Arundo Re has had its Financial Strength Rating of A (Excellent) and Long-Term Issuer Credit Rating of 'a' (Excellent) affirmed by AM Best, with a stable outlook on both ratings. The rating action, published on July 8, 2026, is the first since the France-based reinsurer completed its rebrand from CCR RE in January 2025 - and the performance metrics behind it demonstrate that the company has navigated a complete ownership transfer, a €200 million capital injection and a full corporate rebrand while continuing to improve profitability and maintain balance sheet strength.
Arundo Re adopted its current name in January 2025 after trading as CCR RE since the company's formation in 2016. CCR RE was established to take over the commercial reinsurance activities of Caisse Centrale de Réassurance, France's state-backed reinsurer. The rebrand followed a 2023 ownership transfer to a consortium led by SMABTP and MACSF, which injected €200 million of new capital. The company has been profitable in every year since its creation as a stand-alone entity, with earnings from both underwriting and investment activities throughout the ownership transition period.
The return on capital trajectory is the most analytically significant performance observation. The five-year average return on capital and surplus to 2025 was 9.5%, rising to 12.5% in 2025 - an improving trend through a period of structural change that would typically create financial and operational drag. Net written premium grew at an average annual rate of 16.7% over the five years to 2025, with nine consecutive years of double-digit growth. The most recent year's 5.5% growth rate sits below the five-year average, a moderation that may reflect deliberate portfolio discipline at a point of market cycle softening rather than a demand-side constraint - though the data alone does not resolve the distinction.
Arundo Re's 2024 full-year results showed a combined ratio of 94.7%, down from 96.6% a year earlier, with a net profit of €64 million. The solvency ratio stood at 211% at year-end 2024, up from 208%. The company operates across 103 countries and faced natural catastrophe losses in Canada during 2024 including wildfires, hailstorms and flooding.

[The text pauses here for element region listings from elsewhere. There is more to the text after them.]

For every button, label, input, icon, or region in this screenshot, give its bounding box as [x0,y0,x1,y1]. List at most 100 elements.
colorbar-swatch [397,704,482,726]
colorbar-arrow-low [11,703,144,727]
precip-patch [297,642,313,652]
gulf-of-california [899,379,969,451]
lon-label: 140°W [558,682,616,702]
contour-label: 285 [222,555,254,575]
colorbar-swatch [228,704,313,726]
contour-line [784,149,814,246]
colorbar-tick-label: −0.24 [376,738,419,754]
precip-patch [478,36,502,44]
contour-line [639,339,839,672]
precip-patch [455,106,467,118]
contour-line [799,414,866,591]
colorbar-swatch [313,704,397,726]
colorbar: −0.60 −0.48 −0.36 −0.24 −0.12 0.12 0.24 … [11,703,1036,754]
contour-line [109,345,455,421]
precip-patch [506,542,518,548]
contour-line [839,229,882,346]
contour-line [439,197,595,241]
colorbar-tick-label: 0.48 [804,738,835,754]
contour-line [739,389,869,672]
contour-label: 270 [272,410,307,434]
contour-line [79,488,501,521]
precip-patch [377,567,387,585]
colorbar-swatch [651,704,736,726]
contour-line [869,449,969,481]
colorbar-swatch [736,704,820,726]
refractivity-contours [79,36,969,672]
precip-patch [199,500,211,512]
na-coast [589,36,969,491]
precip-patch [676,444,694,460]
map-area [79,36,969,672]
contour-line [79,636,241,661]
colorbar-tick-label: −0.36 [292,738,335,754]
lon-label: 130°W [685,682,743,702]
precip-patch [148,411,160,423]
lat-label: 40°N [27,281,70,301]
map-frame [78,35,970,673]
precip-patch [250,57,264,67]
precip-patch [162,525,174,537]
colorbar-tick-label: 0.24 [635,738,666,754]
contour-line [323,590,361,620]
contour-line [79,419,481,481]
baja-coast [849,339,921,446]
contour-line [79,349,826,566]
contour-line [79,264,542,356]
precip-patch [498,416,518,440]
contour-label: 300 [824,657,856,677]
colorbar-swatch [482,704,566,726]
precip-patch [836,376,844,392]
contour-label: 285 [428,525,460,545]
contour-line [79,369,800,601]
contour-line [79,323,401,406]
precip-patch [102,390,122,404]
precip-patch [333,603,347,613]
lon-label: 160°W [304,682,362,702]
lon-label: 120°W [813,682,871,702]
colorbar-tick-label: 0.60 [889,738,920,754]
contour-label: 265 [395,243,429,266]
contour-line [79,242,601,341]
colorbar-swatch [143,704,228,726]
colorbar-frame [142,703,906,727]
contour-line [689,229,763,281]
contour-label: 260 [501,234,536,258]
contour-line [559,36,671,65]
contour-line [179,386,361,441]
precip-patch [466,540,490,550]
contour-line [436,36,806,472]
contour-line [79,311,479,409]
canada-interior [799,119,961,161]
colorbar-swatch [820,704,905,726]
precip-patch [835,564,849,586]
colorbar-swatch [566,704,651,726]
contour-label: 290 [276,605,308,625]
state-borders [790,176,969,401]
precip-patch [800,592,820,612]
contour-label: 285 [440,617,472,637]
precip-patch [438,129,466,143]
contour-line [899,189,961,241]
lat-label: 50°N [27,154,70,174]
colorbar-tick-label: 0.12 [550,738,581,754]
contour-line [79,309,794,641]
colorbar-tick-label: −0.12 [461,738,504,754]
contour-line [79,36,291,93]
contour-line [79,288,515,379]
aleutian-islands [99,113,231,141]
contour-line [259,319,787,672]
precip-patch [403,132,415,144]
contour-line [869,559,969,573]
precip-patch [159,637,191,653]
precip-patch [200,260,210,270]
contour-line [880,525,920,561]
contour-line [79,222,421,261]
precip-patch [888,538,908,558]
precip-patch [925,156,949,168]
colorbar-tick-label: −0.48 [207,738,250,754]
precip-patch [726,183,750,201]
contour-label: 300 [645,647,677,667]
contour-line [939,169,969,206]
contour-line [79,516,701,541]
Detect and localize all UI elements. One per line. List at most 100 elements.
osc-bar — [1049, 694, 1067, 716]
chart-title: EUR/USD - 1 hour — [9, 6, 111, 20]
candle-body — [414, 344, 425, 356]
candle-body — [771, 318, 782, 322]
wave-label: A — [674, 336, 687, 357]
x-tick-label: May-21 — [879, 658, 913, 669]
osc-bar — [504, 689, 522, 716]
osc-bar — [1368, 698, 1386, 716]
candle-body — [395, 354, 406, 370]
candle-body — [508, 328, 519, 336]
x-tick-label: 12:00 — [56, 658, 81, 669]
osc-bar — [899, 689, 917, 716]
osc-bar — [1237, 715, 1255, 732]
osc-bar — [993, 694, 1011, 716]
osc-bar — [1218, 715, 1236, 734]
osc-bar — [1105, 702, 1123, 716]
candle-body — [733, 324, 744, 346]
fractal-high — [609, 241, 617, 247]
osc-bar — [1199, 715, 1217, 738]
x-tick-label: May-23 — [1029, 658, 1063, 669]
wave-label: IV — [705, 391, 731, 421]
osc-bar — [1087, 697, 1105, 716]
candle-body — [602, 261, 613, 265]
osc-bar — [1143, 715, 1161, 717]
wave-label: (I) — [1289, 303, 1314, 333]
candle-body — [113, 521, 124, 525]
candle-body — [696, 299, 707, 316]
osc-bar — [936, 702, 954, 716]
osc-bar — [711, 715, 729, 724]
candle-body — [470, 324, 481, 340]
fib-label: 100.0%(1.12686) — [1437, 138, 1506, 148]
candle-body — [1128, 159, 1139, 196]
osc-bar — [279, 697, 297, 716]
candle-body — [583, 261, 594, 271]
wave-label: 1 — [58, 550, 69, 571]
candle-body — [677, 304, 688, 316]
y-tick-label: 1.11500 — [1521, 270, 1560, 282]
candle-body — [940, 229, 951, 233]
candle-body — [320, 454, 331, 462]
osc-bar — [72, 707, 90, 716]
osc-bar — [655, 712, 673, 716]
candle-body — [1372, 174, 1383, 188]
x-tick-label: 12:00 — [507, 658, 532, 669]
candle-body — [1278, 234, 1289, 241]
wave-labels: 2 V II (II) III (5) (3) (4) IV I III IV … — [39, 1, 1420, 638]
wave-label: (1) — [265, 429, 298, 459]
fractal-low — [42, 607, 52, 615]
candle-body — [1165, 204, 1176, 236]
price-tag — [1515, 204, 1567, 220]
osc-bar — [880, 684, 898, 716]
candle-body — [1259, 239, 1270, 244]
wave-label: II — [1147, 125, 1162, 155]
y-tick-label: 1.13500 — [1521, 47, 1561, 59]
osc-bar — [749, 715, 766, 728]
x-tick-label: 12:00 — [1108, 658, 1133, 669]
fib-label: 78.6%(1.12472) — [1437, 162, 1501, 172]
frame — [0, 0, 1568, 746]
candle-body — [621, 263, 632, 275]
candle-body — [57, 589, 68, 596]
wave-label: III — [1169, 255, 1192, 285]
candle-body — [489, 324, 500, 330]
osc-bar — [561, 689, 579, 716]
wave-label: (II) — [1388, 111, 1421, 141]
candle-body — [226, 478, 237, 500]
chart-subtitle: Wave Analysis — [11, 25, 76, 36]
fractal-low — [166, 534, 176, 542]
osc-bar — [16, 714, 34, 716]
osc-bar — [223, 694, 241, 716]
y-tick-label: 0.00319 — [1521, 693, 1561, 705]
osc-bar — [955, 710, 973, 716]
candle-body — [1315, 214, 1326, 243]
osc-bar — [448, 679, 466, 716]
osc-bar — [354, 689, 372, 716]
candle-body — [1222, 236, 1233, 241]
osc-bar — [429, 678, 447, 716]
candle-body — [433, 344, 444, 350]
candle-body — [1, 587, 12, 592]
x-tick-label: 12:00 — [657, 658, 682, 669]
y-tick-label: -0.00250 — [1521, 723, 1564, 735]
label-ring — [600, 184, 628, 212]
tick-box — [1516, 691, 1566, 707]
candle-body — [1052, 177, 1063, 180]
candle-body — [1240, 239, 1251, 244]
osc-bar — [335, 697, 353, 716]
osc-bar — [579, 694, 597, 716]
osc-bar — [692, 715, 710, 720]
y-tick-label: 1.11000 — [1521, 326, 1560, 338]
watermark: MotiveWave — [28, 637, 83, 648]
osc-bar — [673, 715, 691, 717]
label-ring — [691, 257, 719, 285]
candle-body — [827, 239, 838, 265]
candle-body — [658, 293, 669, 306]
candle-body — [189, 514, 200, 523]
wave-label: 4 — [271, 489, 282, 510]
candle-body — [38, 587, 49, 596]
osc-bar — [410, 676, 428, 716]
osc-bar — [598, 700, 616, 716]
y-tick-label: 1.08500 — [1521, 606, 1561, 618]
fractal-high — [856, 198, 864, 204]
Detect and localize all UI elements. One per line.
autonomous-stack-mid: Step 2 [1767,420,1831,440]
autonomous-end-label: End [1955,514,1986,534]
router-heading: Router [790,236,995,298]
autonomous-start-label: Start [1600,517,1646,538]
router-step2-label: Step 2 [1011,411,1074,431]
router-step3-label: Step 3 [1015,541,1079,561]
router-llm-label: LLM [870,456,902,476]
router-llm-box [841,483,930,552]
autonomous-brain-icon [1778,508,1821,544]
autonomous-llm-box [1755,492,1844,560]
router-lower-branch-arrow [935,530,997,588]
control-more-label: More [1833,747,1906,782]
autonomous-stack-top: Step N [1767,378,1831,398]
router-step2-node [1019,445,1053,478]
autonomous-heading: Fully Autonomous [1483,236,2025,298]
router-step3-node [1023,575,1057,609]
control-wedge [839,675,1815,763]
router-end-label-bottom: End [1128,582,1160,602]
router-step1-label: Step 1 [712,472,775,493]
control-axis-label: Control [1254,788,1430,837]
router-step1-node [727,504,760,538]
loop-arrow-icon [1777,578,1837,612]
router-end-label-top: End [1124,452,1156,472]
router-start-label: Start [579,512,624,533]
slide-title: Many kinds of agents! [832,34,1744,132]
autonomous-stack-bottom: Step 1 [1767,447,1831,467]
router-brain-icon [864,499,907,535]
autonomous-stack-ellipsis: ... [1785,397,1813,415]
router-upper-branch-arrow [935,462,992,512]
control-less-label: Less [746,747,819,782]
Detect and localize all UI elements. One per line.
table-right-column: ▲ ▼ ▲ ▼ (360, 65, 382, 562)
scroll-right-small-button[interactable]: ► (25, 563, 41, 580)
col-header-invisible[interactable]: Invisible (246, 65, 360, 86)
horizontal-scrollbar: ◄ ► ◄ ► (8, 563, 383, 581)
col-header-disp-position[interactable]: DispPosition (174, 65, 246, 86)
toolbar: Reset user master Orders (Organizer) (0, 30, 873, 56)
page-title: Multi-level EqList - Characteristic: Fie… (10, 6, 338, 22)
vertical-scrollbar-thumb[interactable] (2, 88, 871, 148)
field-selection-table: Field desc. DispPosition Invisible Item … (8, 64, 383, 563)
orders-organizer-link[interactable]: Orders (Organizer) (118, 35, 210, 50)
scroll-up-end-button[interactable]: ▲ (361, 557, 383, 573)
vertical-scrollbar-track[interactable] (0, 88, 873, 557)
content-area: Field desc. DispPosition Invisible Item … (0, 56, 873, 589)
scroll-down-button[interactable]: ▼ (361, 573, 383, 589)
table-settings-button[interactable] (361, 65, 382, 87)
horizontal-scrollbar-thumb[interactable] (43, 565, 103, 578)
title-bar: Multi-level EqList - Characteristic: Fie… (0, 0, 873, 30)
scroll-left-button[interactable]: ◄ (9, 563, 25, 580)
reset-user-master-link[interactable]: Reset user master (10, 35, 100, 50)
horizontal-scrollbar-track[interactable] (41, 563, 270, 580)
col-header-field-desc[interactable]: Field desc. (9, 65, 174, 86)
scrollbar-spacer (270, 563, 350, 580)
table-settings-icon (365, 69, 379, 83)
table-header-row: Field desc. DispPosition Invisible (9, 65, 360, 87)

AM Best assessed balance sheet strength as very strong, with the Best's Capital Adequacy Ratio at the strongest level. The BCAR includes partial credit for the company's subordinated debt, alongside low reinsurance dependence and conservative reserving practices. The debt-to-capital ratio stood at 15.5% at year-end 2025, with strong interest coverage. The investment portfolio was characterised as liquid and of good quality. AM Best assessed operating performance as adequate, enterprise risk management as appropriate and the business profile as neutral, attributing the neutral characterisation to the company's established presence in the international reinsurance market and its diversified underwriting portfolio spanning traditional property and casualty, life and health, and specialty lines including credit, marine, aviation, space and agriculture. Internal capital generation has supported balance sheet strength through the period of rapid premium growth since formation.